Si bien Goodell elogió a los Commanders por transformar la cultura de su organización a raíz de la investigación, incluida una revisión de sus prácticas de recursos humanos, también dijo que no había visto otro lugar de trabajo en la NFL “ni cerca” de lo que los ex empleados alegaron que experimentaron con los Comandantes durante un período que se extendió desde 2006 hasta 2019.

Snyder no apareció en la audiencia del miércoles. La representante Carolyn B. Maloney, demócrata de Nueva York y presidenta del comité, dijo que citaría a Snyder para que compareciera para una declaración la próxima semana.

Goodell testificó bajo juramento durante más de dos horas frente al comité, que llevó a cabo una investigación de ocho meses sobre cómo los comandantes y la NFL manejaron las denuncias de acoso sexual desenfrenado de las empleadas del equipo. En un memorando publicado el miércoles por la mañana, Maloney detalló los hallazgos del comité, incluido que Snyder trató de interferir con la investigación de la liga sobre su organización dirigiendo la intimidación de los testigos y lanzando una “investigación en la sombra” que arrojó un expediente de 100 páginas sobre quienes habían cometido reclamos compartidos de hostigamiento contra los Comandantes.

Goodell dijo que la liga encontraría inaceptable y “no permitiría” ninguna acción que desaliente a las personas con conocimiento de las violaciones a presentarse. Agregó que, en agosto de 2020, cuando la NFL se hizo cargo de la investigación que había comenzado bajo la supervisión de los Comandantes, la liga le dijo al equipo que no realizara su propia investigación.

A lo largo de su testimonio, Goodell reiteró su defensa del enfoque de la liga, incluso frente a las preguntas de los miembros del Congreso que se enterraron en el manejo de la NFL de denuncias graves de violaciones en el lugar de trabajo, particularmente su decisión de mantener confidenciales los hallazgos de la investigación.

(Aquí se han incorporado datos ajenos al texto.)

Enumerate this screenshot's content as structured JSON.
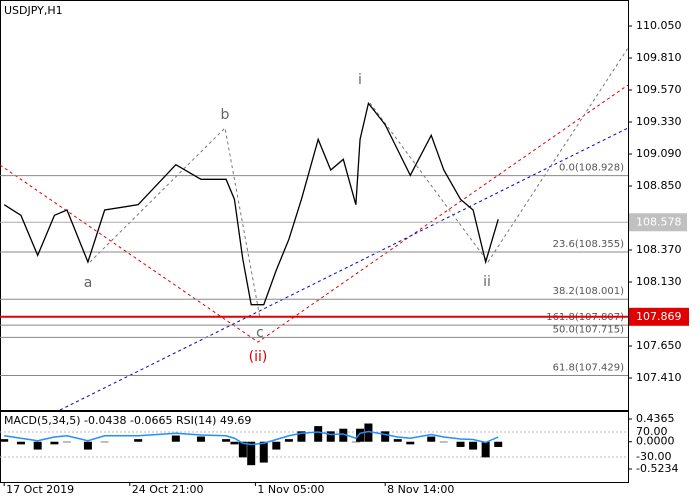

El representante Jamie Raskin, demócrata de Maryland, rechazó la afirmación de Goodell de que no se pudo preparar y publicar un informe escrito para esta investigación debido a la preocupación por la confidencialidad de algunas de las personas entrevistadas. Raskin se refirió al informe de 148 páginas de la NFL publicado en 2014 sobre el escándalo de bullying de los Miami Dolphins en el que se redactaron nombres e información de identificación de los testigos participantes, y preguntó al comisionado por qué no se hizo lo mismo con el informe de la liga encabezado por la abogada Beth. Wilkinson.

“La redacción no siempre funciona en mi mundo”, dijo Goodell.

Más tarde, la representante Jackie Speier, demócrata de California, leyó una carta de compromiso de septiembre de 2020 en la que la NFL parecía comprometerse con Wilkinson a producir un informe escrito de los hallazgos de la investigación. Goodell dijo que la liga decidió un mes después que el informe se entregaría solo oralmente, un enfoque que ha sido criticado por muchas de las personas entrevistadas para la investigación dirigida por la liga.

Goodell no se esforzó por defender a Snyder, quien rechazó dos solicitudes para comparecer en la audiencia del miércoles, citando un “conflicto comercial relacionado con los comandantes” de larga data. El comisionado afirmó que, como propietario del equipo, Snyder es responsable del entorno laboral de su club y dijo que no creía que Snyder le dijera simultáneamente a la oficina de la liga que un empleado del equipo había acusado a Snyder de acosarla y agredirla sexualmente en 2009 antes de llegar a $1.6 millones. acuerdo confidencial, según informa el Washington Post.

En un momento, cuando la representante Rashida Tlaib, demócrata de Michigan, presionó a Goodell sobre si eliminaría a Snyder como propietario del equipo, al principio objetó, pero luego respondió cuando ella repitió su pregunta: “No tengo la autoridad para destituirlo. ”, dijo Goodell.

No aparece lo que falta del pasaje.